题目:
There are N gas stations along a circular route, where the amount of gas at station i is gas[i].
You have a car with an unlimited gas tank and it costs cost[i] of gas to travel from station i to its next station (i+1). You begin the journey with an empty tank at one of the gas stations.

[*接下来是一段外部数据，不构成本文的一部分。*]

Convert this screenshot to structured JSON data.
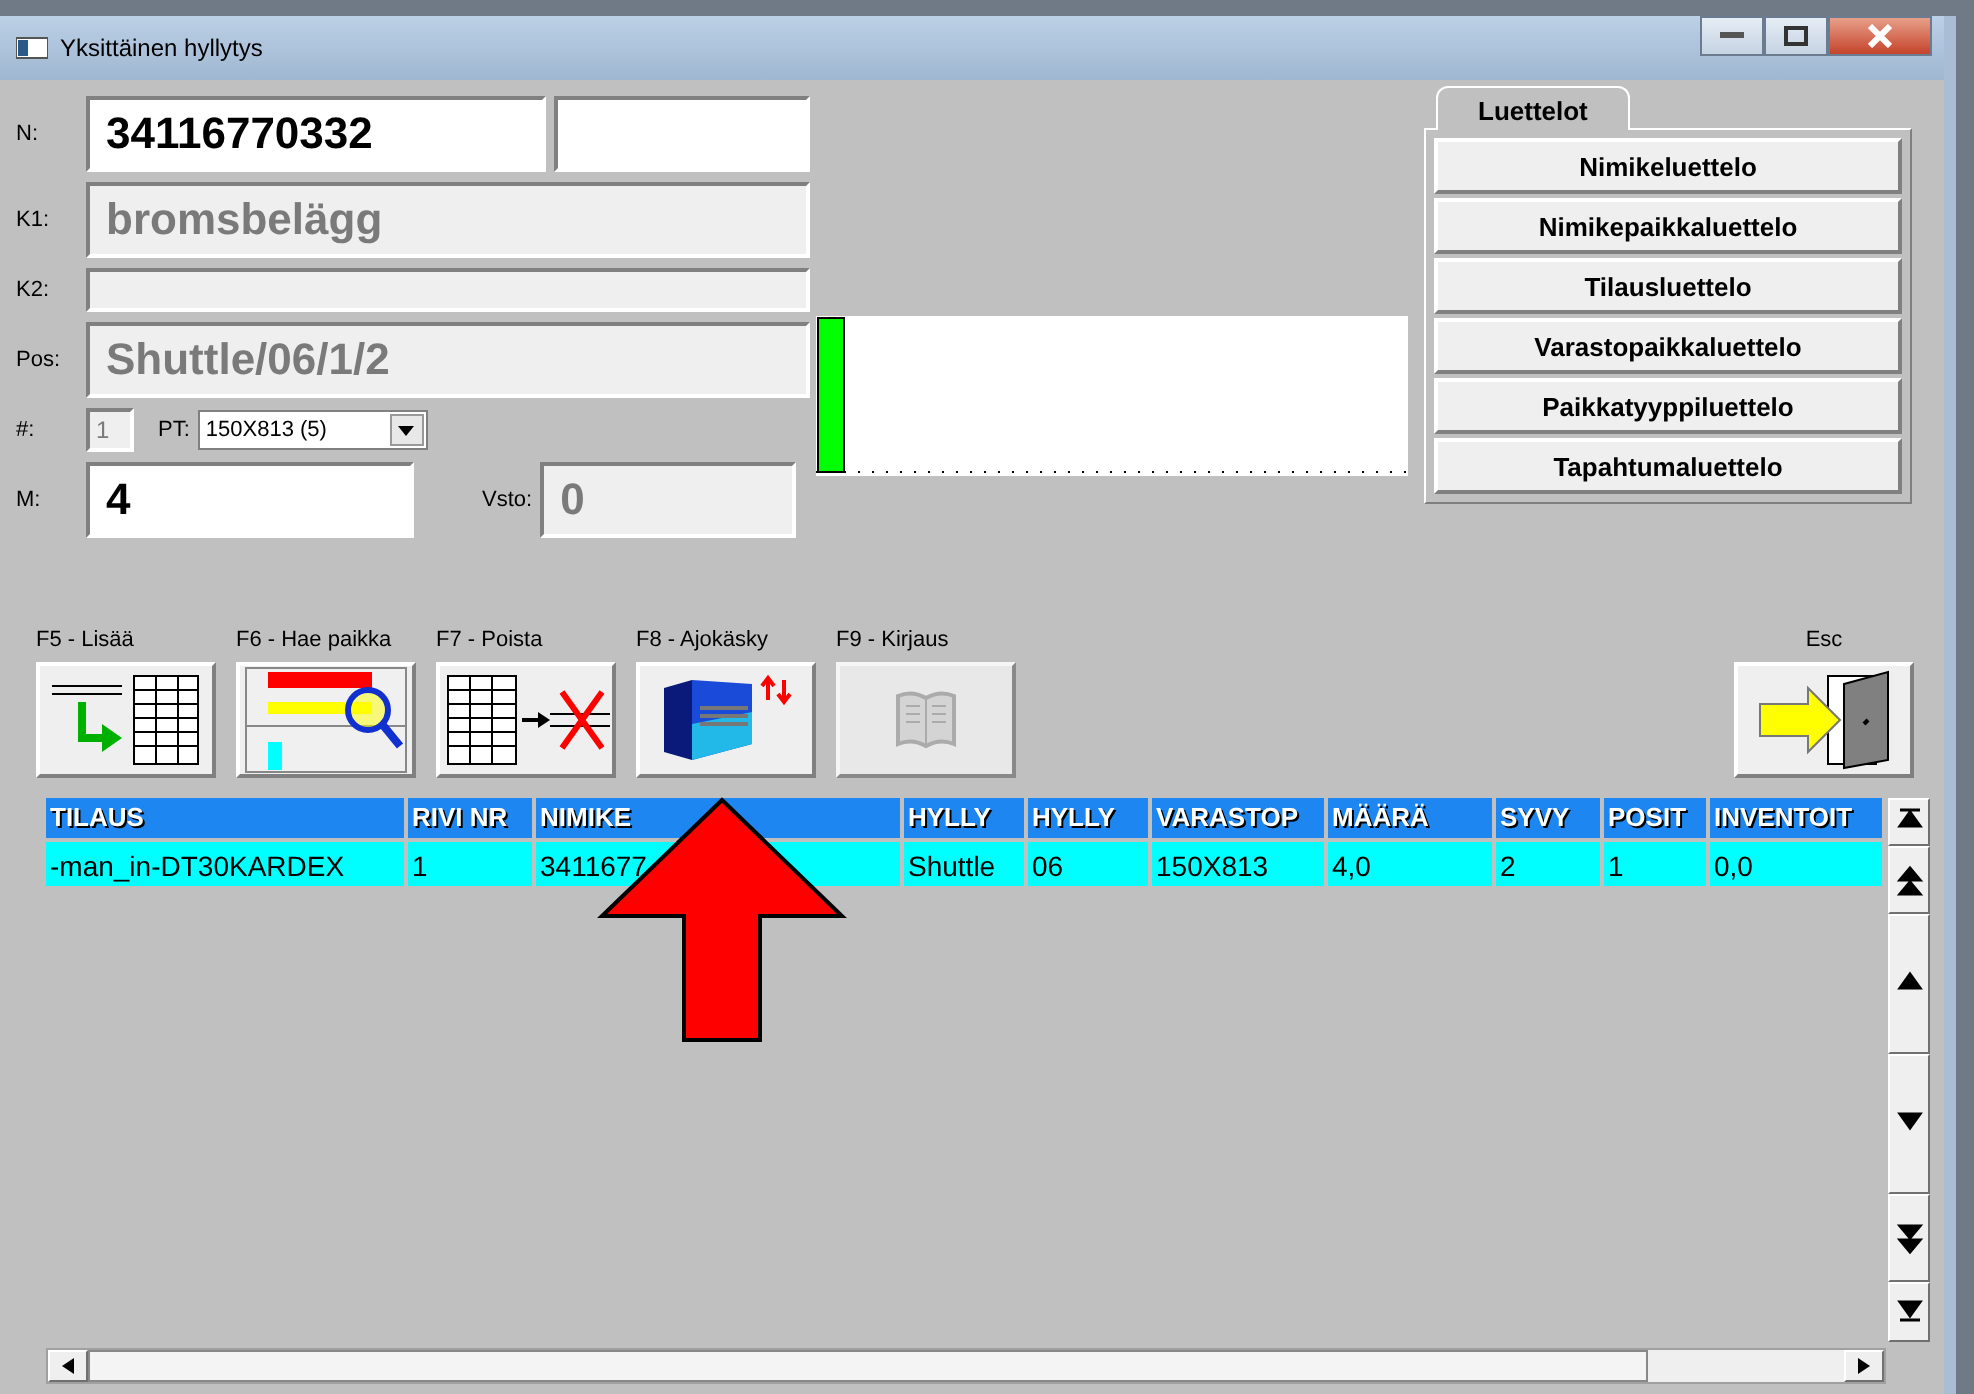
{
  "window": {
    "title": "Yksittäinen hyllytys"
  },
  "form": {
    "n": {
      "label": "N:",
      "value": "34116770332",
      "disabled": false
    },
    "n_extra": {
      "disabled": false
    },
    "k1": {
      "label": "K1:",
      "value": "bromsbelägg",
      "disabled": true
    },
    "k2": {
      "label": "K2:",
      "disabled": true
    },
    "pos": {
      "label": "Pos:",
      "value": "Shuttle/06/1/2",
      "disabled": true
    },
    "hash": {
      "label": "#:",
      "value": "1",
      "disabled": true
    },
    "pt": {
      "label": "PT:",
      "value": "150X813 (5)"
    },
    "m": {
      "label": "M:",
      "value": "4",
      "disabled": false
    },
    "vsto": {
      "label": "Vsto:",
      "value": "0",
      "disabled": true
    }
  },
  "lists_tab": {
    "label": "Luettelot",
    "buttons": [
      "Nimikeluettelo",
      "Nimikepaikkaluettelo",
      "Tilausluettelo",
      "Varastopaikkaluettelo",
      "Paikkatyyppiluettelo",
      "Tapahtumaluettelo"
    ]
  },
  "toolbar": [
    {
      "label": "F5 - Lisää",
      "kind": "add",
      "disabled": false
    },
    {
      "label": "F6 - Hae paikka",
      "kind": "find",
      "disabled": false
    },
    {
      "label": "F7 - Poista",
      "kind": "delete",
      "disabled": false
    },
    {
      "label": "F8 - Ajokäsky",
      "kind": "run",
      "disabled": false
    },
    {
      "label": "F9 - Kirjaus",
      "kind": "book",
      "disabled": true
    },
    {
      "label": "Esc",
      "kind": "exit",
      "disabled": false
    }
  ],
  "table": {
    "columns": [
      "TILAUS",
      "RIVI NR",
      "NIMIKE",
      "HYLLY",
      "HYLLY",
      "VARASTOP",
      "MÄÄRÄ",
      "SYVY",
      "POSIT",
      "INVENTOIT"
    ],
    "rows": [
      {
        "selected": true,
        "cells": [
          "-man_in-DT30KARDEX",
          "1",
          "3411677",
          "Shuttle",
          "06",
          "150X813",
          "4,0",
          "2",
          "1",
          "0,0"
        ]
      }
    ]
  }
}
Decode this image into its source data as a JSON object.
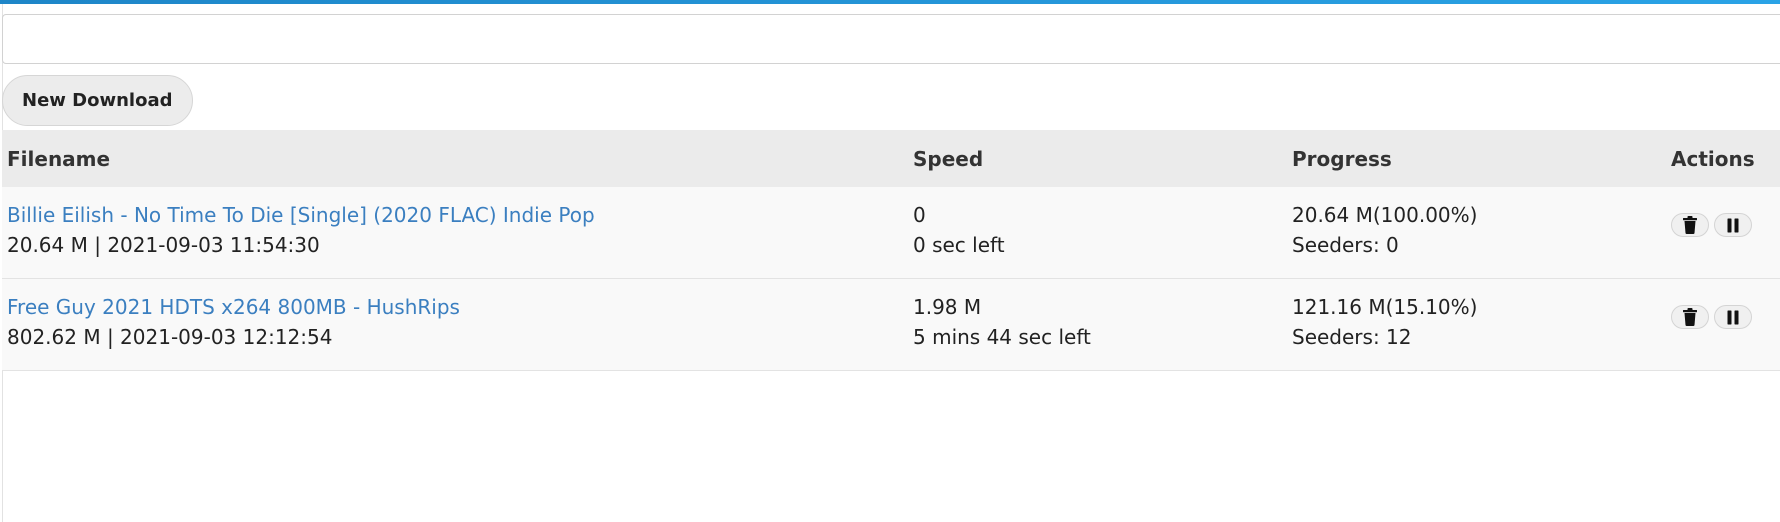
{
  "url_input": {
    "value": "",
    "placeholder": ""
  },
  "new_download_label": "New Download",
  "table": {
    "headers": {
      "filename": "Filename",
      "speed": "Speed",
      "progress": "Progress",
      "actions": "Actions"
    },
    "rows": [
      {
        "filename": "Billie Eilish - No Time To Die [Single] (2020 FLAC) Indie Pop",
        "meta": "20.64 M | 2021-09-03 11:54:30",
        "speed": "0",
        "time_left": "0 sec left",
        "progress": "20.64 M(100.00%)",
        "seeders": "Seeders: 0",
        "progress_fraction": 1.0,
        "actions": [
          "trash-icon",
          "pause-icon"
        ]
      },
      {
        "filename": "Free Guy 2021 HDTS x264 800MB - HushRips",
        "meta": "802.62 M | 2021-09-03 12:12:54",
        "speed": "1.98 M",
        "time_left": "5 mins 44 sec left",
        "progress": "121.16 M(15.10%)",
        "seeders": "Seeders: 12",
        "progress_fraction": 0.151,
        "actions": [
          "trash-icon",
          "pause-icon"
        ]
      }
    ]
  },
  "colors": {
    "accent_bar": "#1e86c8",
    "link": "#3b7fc0",
    "header_bg": "#ebebeb",
    "row_bg": "#f9f9f9"
  }
}
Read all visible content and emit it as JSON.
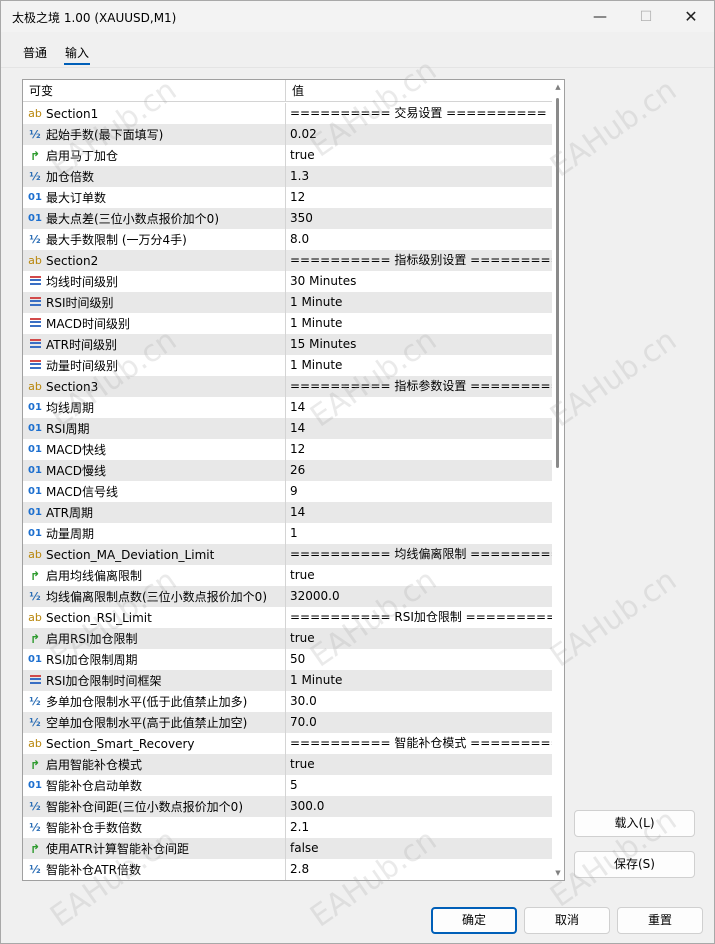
{
  "window": {
    "title": "太极之境 1.00 (XAUUSD,M1)",
    "min_glyph": "—",
    "max_glyph": "☐",
    "close_glyph": "✕"
  },
  "tabs": [
    {
      "label": "普通",
      "active": false
    },
    {
      "label": "输入",
      "active": true
    }
  ],
  "grid": {
    "col_name": "可变",
    "col_value": "值",
    "rows": [
      {
        "icon": "ab",
        "name": "Section1",
        "value": "========== 交易设置 =========="
      },
      {
        "icon": "half",
        "name": "起始手数(最下面填写)",
        "value": "0.02"
      },
      {
        "icon": "bool",
        "name": "启用马丁加仓",
        "value": "true"
      },
      {
        "icon": "half",
        "name": "加仓倍数",
        "value": "1.3"
      },
      {
        "icon": "num",
        "name": "最大订单数",
        "value": "12"
      },
      {
        "icon": "num",
        "name": "最大点差(三位小数点报价加个0)",
        "value": "350"
      },
      {
        "icon": "half",
        "name": "最大手数限制 (一万分4手)",
        "value": "8.0"
      },
      {
        "icon": "ab",
        "name": "Section2",
        "value": "========== 指标级别设置 =========="
      },
      {
        "icon": "enum",
        "name": "均线时间级别",
        "value": "30 Minutes"
      },
      {
        "icon": "enum",
        "name": "RSI时间级别",
        "value": "1 Minute"
      },
      {
        "icon": "enum",
        "name": "MACD时间级别",
        "value": "1 Minute"
      },
      {
        "icon": "enum",
        "name": "ATR时间级别",
        "value": "15 Minutes"
      },
      {
        "icon": "enum",
        "name": "动量时间级别",
        "value": "1 Minute"
      },
      {
        "icon": "ab",
        "name": "Section3",
        "value": "========== 指标参数设置 =========="
      },
      {
        "icon": "num",
        "name": "均线周期",
        "value": "14"
      },
      {
        "icon": "num",
        "name": "RSI周期",
        "value": "14"
      },
      {
        "icon": "num",
        "name": "MACD快线",
        "value": "12"
      },
      {
        "icon": "num",
        "name": "MACD慢线",
        "value": "26"
      },
      {
        "icon": "num",
        "name": "MACD信号线",
        "value": "9"
      },
      {
        "icon": "num",
        "name": "ATR周期",
        "value": "14"
      },
      {
        "icon": "num",
        "name": "动量周期",
        "value": "1"
      },
      {
        "icon": "ab",
        "name": "Section_MA_Deviation_Limit",
        "value": "========== 均线偏离限制 =========="
      },
      {
        "icon": "bool",
        "name": "启用均线偏离限制",
        "value": "true"
      },
      {
        "icon": "half",
        "name": "均线偏离限制点数(三位小数点报价加个0)",
        "value": "32000.0"
      },
      {
        "icon": "ab",
        "name": "Section_RSI_Limit",
        "value": "========== RSI加仓限制 =========="
      },
      {
        "icon": "bool",
        "name": "启用RSI加仓限制",
        "value": "true"
      },
      {
        "icon": "num",
        "name": "RSI加仓限制周期",
        "value": "50"
      },
      {
        "icon": "enum",
        "name": "RSI加仓限制时间框架",
        "value": "1 Minute"
      },
      {
        "icon": "half",
        "name": "多单加仓限制水平(低于此值禁止加多)",
        "value": "30.0"
      },
      {
        "icon": "half",
        "name": "空单加仓限制水平(高于此值禁止加空)",
        "value": "70.0"
      },
      {
        "icon": "ab",
        "name": "Section_Smart_Recovery",
        "value": "========== 智能补仓模式 =========="
      },
      {
        "icon": "bool",
        "name": "启用智能补仓模式",
        "value": "true"
      },
      {
        "icon": "num",
        "name": "智能补仓启动单数",
        "value": "5"
      },
      {
        "icon": "half",
        "name": "智能补仓间距(三位小数点报价加个0)",
        "value": "300.0"
      },
      {
        "icon": "half",
        "name": "智能补仓手数倍数",
        "value": "2.1"
      },
      {
        "icon": "bool",
        "name": "使用ATR计算智能补仓间距",
        "value": "false"
      },
      {
        "icon": "half",
        "name": "智能补仓ATR倍数",
        "value": "2.8"
      }
    ]
  },
  "icon_glyphs": {
    "ab": "ab",
    "half": "½",
    "num": "01",
    "bool": "↱"
  },
  "side_buttons": {
    "load": "载入(L)",
    "save": "保存(S)"
  },
  "bottom_buttons": {
    "ok": "确定",
    "cancel": "取消",
    "reset": "重置"
  },
  "watermark": "EAHub.cn"
}
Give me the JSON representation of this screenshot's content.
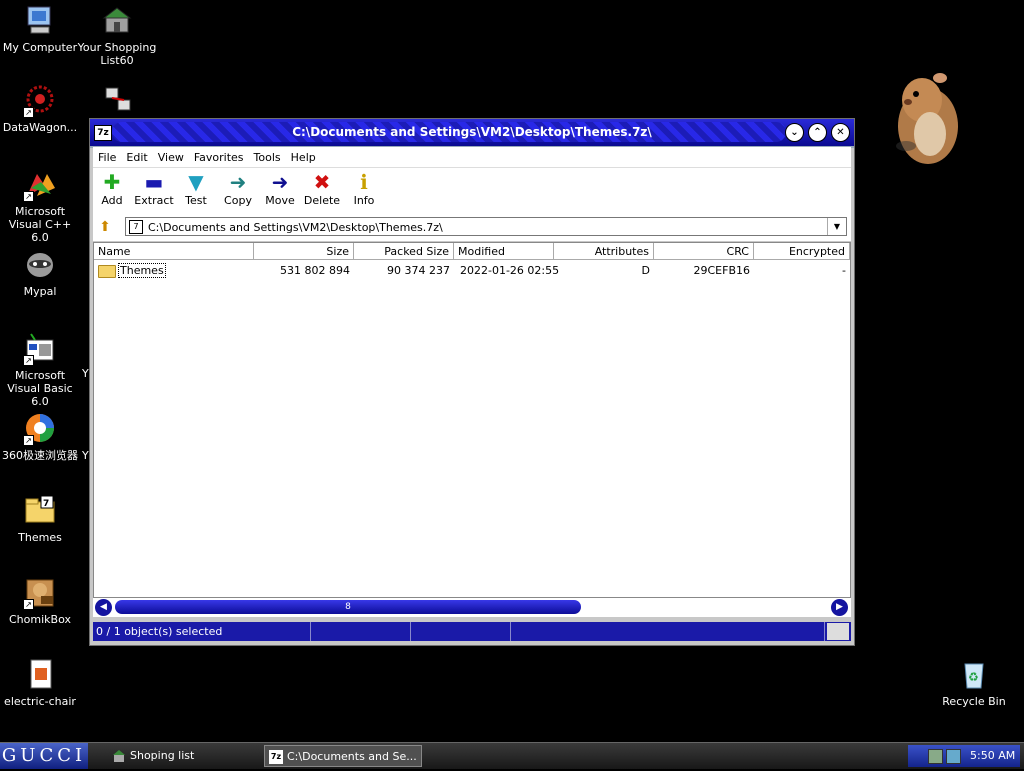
{
  "desktop": {
    "icons": [
      {
        "label": "My Computer"
      },
      {
        "label": "Your Shopping List60"
      },
      {
        "label": "DataWagon..."
      },
      {
        "label": "Microsoft Visual C++ 6.0"
      },
      {
        "label": "Mypal"
      },
      {
        "label": "Microsoft Visual Basic 6.0"
      },
      {
        "label": "360极速浏览器"
      },
      {
        "label": "Themes"
      },
      {
        "label": "ChomikBox"
      },
      {
        "label": "electric-chair"
      },
      {
        "label": "Recycle Bin"
      }
    ],
    "partial_labels": [
      "Y",
      "Y"
    ]
  },
  "window": {
    "title": "C:\\Documents and Settings\\VM2\\Desktop\\Themes.7z\\",
    "app_icon": "7z",
    "menu": [
      "File",
      "Edit",
      "View",
      "Favorites",
      "Tools",
      "Help"
    ],
    "toolbar": [
      {
        "label": "Add",
        "icon": "plus-icon",
        "color": "#22aa22"
      },
      {
        "label": "Extract",
        "icon": "minus-icon",
        "color": "#1a1ab0"
      },
      {
        "label": "Test",
        "icon": "check-icon",
        "color": "#20a0c0"
      },
      {
        "label": "Copy",
        "icon": "copy-arrow-icon",
        "color": "#208080"
      },
      {
        "label": "Move",
        "icon": "move-arrow-icon",
        "color": "#101090"
      },
      {
        "label": "Delete",
        "icon": "delete-x-icon",
        "color": "#d01010"
      },
      {
        "label": "Info",
        "icon": "info-icon",
        "color": "#c8a000"
      }
    ],
    "address": "C:\\Documents and Settings\\VM2\\Desktop\\Themes.7z\\",
    "columns": [
      "Name",
      "Size",
      "Packed Size",
      "Modified",
      "Attributes",
      "CRC",
      "Encrypted"
    ],
    "rows": [
      {
        "name": "Themes",
        "size": "531 802 894",
        "packed": "90 374 237",
        "modified": "2022-01-26 02:55",
        "attributes": "D",
        "crc": "29CEFB16",
        "encrypted": "-"
      }
    ],
    "scroll_thumb": "8",
    "status": "0 / 1 object(s) selected"
  },
  "taskbar": {
    "start": "GUCCI",
    "items": [
      {
        "label": "Shoping list"
      },
      {
        "label": "C:\\Documents and Se..."
      }
    ],
    "clock": "5:50 AM"
  },
  "colors": {
    "accent": "#1a1aa8",
    "desktop": "#000000"
  }
}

Return the starting gas station’s index if you can travel around the circuit once, otherwise return -1.
Note:
The solution is guaranteed to be unique.
思路:
思路1:通过两层循环,依次从某个点出发并测试是否能够运行一圈。时间复杂度为O(n2),不满足要求。 思路2:首先确认gas总和大于cost,因此判断能够绕圈。接下来寻找起始位置,我们可以借鉴归并排序的思路,如果某一段路gas>cost,则这段路剩余的油量可以支撑其他路段。因此问题变化为找到某个节点,在它之前的路段剩余油量为负,而从它开始到整个队列结束剩余油量为正(正油量可以不足前面路段的不足油量)。时间可以在O(n)完成。
代码:
思路1:
class Solution {
public:
int canCompleteCircuit(vector<int> &gas, vector<int> &cost) {
for(int j=0;j<gas.size();j++)
{
int tank = 0;
bool work = true;
int i=j;
do
{
tank+=gas[i];
tank-=cost[i];
if(tank < 0)
{
work = false;
break;
}
i=(i+1)%gas.size();
}while(i!=j);
if(work)
{
return j;
}
}
return -1;
}
};
思路2:
class Solution {
public:
int canCompleteCircuit(vector<int> &gas, vector<int> &cost) {
vector<int> remainder;
int sum =0;
for(int i = 0; i < gas.size(); i++)
{
remainder.push_back(gas[i]-cost[i]);
sum += gas[i]-cost[i];
}
if(sum < 0)
{
return -1;
}
else
{
int start;
int cur = 0;
do
{
start = cur;
int tmp = remainder[cur++];
while(tmp >= 0 && cur<gas.size())
{
tmp += remainder[cur++];
if(tmp < 0)
{
break;
}
}
if(tmp >= 0 && cur == gas.size())
{
return start;
}
}while(cur<gas.size());
return -1;
}
}
};